I think that the interests of all western countries in Libya coincide between 95% and 98% and all countries of the world have approximately 90% of the same interests. All that is wanted in Libya is for peace, economic growth, oil production and to stop the expansion of the jihadists. There is no such thing as a French interest as opposed to Italian or American, let alone Russians and Turks. There are differences in details such as having an Islamist or an anti-Islamist government. But none of that matters. Libya is one of those strange cases of a rich country without great sectarian divisions that has a solution. Libya’s problem is that due to long-lasting global disorder everyone tries to promote their little micro-interests instead of coordinating for the common good.

What is your assessment of the role of the UN in the whole process?

If the UN were a solid and strong institution that could sanction opponents and block spoilers, the UN could lead the international community. But the UN does not work when the Russians veto any proposal from the West. And of course it doesn’t work either when the French are on the opposite side of the conflict from the United States and the United Kingdom.

There have been cases where France has vetoed British resolutions.

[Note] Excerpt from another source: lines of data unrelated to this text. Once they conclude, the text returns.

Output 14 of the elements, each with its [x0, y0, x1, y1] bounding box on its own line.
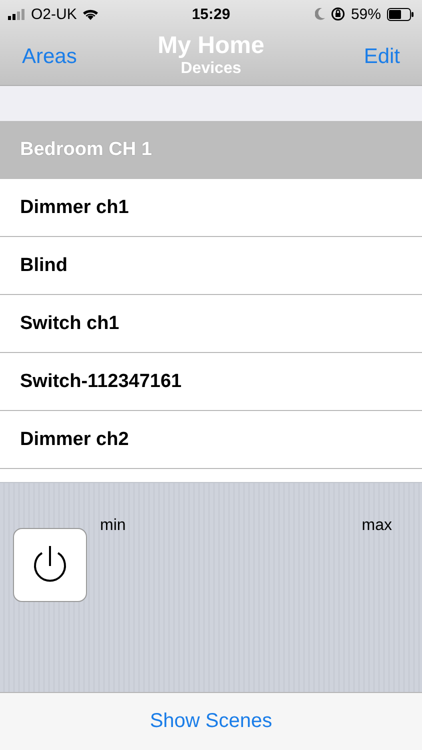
section-title: Bedroom CH 1: [20, 139, 152, 161]
battery-percent: 59%: [350, 6, 381, 22]
power-button[interactable]: [13, 528, 87, 602]
signal-icon: [8, 8, 26, 20]
max-label: max: [362, 517, 392, 535]
carrier-name: O2-UK: [31, 6, 77, 22]
battery-icon: [387, 8, 414, 20]
moon-icon: [314, 8, 325, 20]
clock-time: 15:29: [192, 6, 230, 22]
rotation-lock-icon: [330, 7, 345, 21]
show-scenes-button[interactable]: Show Scenes: [144, 709, 278, 734]
min-label: min: [100, 517, 126, 535]
wifi-icon: [82, 8, 99, 20]
nav-subtitle: Devices: [180, 60, 242, 78]
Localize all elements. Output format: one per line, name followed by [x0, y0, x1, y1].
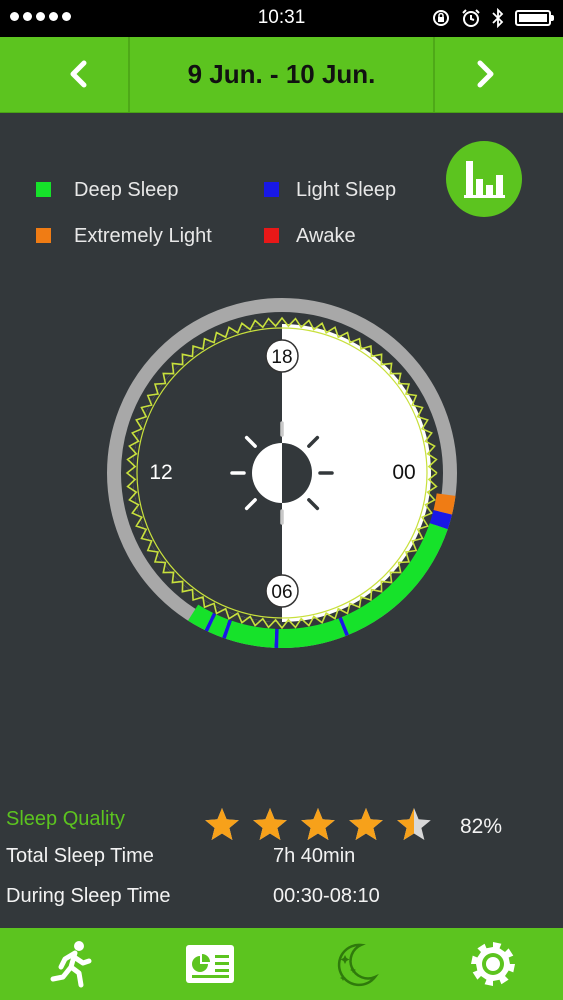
star-icon [205, 808, 239, 840]
chevron-right-icon[interactable] [460, 49, 510, 99]
status-bar: 10:31 [0, 0, 563, 37]
alarm-icon [462, 9, 480, 27]
moon-stars-icon [337, 943, 379, 987]
bar-chart-icon [464, 161, 505, 198]
svg-text:18: 18 [271, 347, 292, 368]
legend-swatch-extremely-light [36, 228, 51, 243]
legend-swatch-light [264, 182, 279, 197]
report-icon [186, 945, 234, 983]
dial-label-left: 12 [149, 461, 172, 484]
dial-label-right: 00 [392, 461, 415, 484]
rotation-lock-icon [433, 10, 449, 26]
tab-settings[interactable] [453, 936, 533, 992]
dial-label-bottom: 06 [265, 574, 299, 608]
star-icon [397, 808, 431, 840]
star-icon [349, 808, 383, 840]
gear-icon [471, 942, 515, 986]
bluetooth-icon [492, 8, 504, 28]
battery-icon [515, 10, 554, 26]
legend-swatch-deep [36, 182, 51, 197]
running-icon [50, 941, 92, 988]
sleep-quality-percent: 82% [460, 815, 503, 838]
during-sleep-value: 00:30-08:10 [273, 885, 380, 907]
date-range-title: 9 Jun. - 10 Jun. [187, 59, 376, 89]
star-icon [301, 808, 335, 840]
sleep-quality-label: Sleep Quality [6, 808, 125, 830]
tab-bar [0, 928, 563, 1000]
svg-text:06: 06 [271, 582, 292, 603]
bar-chart-button[interactable] [446, 141, 522, 217]
date-header: 9 Jun. - 10 Jun. [0, 37, 563, 113]
total-sleep-value: 7h 40min [273, 845, 356, 867]
legend-swatch-awake [264, 228, 279, 243]
sleep-dial: 18 06 12 00 [107, 298, 457, 649]
tab-report[interactable] [170, 936, 250, 992]
dial-label-top: 18 [265, 339, 299, 373]
total-sleep-label: Total Sleep Time [6, 845, 154, 867]
chevron-left-icon[interactable] [54, 49, 104, 99]
sleep-quality-stars [203, 806, 433, 844]
tab-activity[interactable] [32, 936, 112, 992]
during-sleep-label: During Sleep Time [6, 885, 171, 907]
star-icon [253, 808, 287, 840]
tab-sleep[interactable] [316, 936, 396, 992]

There was a vote in which the United States and Russia were on the opposite side of the British, French and Chinese. It is the only example of such a vote that I am aware of. The UN is a good forum to coordinate, but it doesn’t work if the main veto member states have opposing policies.

What is your opinion on the controversial candidacies of Saif to Islam Gaddafi and Khalifa Haftar?

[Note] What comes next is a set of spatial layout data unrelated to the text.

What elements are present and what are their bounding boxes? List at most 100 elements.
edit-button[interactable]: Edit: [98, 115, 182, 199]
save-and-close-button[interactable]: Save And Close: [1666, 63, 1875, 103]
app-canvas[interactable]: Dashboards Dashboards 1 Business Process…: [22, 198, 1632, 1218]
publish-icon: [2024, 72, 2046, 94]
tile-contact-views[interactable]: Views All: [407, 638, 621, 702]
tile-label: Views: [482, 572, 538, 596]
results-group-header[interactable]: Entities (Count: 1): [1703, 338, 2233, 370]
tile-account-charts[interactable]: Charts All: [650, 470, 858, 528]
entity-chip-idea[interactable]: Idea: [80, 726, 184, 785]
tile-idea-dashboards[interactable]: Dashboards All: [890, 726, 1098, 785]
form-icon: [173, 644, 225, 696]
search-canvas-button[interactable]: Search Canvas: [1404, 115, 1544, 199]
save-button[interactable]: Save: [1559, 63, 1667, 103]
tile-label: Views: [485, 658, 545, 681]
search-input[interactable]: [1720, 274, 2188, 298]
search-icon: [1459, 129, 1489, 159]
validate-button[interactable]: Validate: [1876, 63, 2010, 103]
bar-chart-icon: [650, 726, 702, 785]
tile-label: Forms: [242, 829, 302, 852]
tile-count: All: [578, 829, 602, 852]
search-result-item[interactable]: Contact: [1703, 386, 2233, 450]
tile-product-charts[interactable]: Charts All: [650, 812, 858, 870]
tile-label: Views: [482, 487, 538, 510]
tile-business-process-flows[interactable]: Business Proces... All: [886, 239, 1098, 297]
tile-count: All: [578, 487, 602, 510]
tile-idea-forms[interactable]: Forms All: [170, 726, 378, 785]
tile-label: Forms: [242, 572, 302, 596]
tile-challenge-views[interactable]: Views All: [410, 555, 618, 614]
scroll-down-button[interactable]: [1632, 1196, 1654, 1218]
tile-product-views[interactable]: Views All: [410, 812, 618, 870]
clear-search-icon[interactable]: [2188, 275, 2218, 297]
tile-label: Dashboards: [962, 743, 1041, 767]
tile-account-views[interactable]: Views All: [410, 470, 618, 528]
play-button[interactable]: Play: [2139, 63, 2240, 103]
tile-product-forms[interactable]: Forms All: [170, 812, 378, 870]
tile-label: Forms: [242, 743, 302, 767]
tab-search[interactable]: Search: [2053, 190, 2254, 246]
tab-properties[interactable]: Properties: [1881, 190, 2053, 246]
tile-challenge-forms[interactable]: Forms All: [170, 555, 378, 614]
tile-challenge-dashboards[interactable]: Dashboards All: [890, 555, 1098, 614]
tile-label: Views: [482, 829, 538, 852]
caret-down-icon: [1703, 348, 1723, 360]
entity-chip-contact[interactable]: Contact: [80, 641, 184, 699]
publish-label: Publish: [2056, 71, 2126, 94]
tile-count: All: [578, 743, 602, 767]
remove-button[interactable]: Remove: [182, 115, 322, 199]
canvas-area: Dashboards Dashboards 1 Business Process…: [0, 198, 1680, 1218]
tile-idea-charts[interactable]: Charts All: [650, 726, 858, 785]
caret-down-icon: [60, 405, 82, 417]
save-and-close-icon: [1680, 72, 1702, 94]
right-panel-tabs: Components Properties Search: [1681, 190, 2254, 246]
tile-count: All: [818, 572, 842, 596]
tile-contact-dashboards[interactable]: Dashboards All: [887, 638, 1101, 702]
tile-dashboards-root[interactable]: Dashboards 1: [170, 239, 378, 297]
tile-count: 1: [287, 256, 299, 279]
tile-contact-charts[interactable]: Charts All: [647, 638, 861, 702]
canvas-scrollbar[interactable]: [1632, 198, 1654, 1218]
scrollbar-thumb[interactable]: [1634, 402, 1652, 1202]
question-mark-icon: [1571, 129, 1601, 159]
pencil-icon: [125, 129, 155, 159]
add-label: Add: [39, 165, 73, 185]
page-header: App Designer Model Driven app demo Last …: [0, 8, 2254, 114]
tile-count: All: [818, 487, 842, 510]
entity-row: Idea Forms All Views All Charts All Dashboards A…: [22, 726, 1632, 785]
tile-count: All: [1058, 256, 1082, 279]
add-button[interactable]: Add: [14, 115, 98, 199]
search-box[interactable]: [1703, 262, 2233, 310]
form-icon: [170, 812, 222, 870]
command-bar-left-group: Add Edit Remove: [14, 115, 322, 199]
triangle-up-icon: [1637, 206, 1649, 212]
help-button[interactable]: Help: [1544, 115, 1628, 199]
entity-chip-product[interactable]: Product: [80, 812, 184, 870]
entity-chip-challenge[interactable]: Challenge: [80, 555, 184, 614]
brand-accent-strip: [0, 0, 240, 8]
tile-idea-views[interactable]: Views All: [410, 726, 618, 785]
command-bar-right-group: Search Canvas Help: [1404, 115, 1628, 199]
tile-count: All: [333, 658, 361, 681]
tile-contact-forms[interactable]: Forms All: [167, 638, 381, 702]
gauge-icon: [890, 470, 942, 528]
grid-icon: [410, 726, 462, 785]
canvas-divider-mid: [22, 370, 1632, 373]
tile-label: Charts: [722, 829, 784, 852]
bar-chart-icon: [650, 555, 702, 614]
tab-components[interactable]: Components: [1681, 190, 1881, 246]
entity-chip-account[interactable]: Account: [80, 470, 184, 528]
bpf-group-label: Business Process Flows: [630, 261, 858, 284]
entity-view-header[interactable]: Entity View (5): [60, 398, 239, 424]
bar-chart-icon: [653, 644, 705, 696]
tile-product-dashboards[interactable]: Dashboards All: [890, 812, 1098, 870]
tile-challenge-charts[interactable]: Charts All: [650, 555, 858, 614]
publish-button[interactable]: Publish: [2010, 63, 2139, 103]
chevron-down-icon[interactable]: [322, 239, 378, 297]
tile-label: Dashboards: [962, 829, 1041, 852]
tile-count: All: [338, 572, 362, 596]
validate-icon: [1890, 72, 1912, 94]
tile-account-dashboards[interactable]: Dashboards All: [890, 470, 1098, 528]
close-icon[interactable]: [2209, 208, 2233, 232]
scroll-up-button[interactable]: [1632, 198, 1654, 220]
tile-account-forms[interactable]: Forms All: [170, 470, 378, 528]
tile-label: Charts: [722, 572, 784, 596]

I see them as ‘spoilers’. Saif al Islam is Russia’s candidate. Their goal is not to win the elections, but to provoke protests and make sure that there are boycotts and that the process is not seen as legitimate. The interview he gave to New York Times it’s incredibly stupid and patronizing. It shows that you have no idea what you are doing. Russia is manipulating it.

Haftar is a little different. It serves some of the interests of Egypt and the Emirates, as well as Russia, but it doesn’t really want to win the election. What he wants is to mobilize his base so that, if they are not happy with the results, they can have a breakout situation in eastern Libya and try to sell oil or get the eastern central bank back on track. They do not intend to win and both candidacies illustrate the issue of global disorder. None of them have financial plans. Neither has a left or right ideology.

What we have in Libya is a system in which a few elites benefit from the status quo. They have preferential access to oil, they get credit deals, or they have connections with the people who run multi-million dollar semi-sovereign institutions. What’s fascinating in my interactions with some American oil companies, which I used to represent, is the extent to which they don’t want to compete in an open market. If I have access to the best crude in Libya and I have a favorable agreement that I signed in the 1960s, maybe I don’t want to have to invest more or I don’t want to have to compete with a European company, but I’m just happy sitting in the current situation. The battle continues, I took the oil and I sell it. We don’t want to have to invest or renegotiate. We don’t want to have open market competition.

This is what people don’t understand about capitalism. Capitalism in American neoliberal parlance leads to monopolies. Does Facebook really care about improving its product? No. It already has 2 billion users and controls the entire space. What she has to do is block a new social network that comes to compete with her. This creates a perverse incentive structure where the people in power just want things to stay the way they are.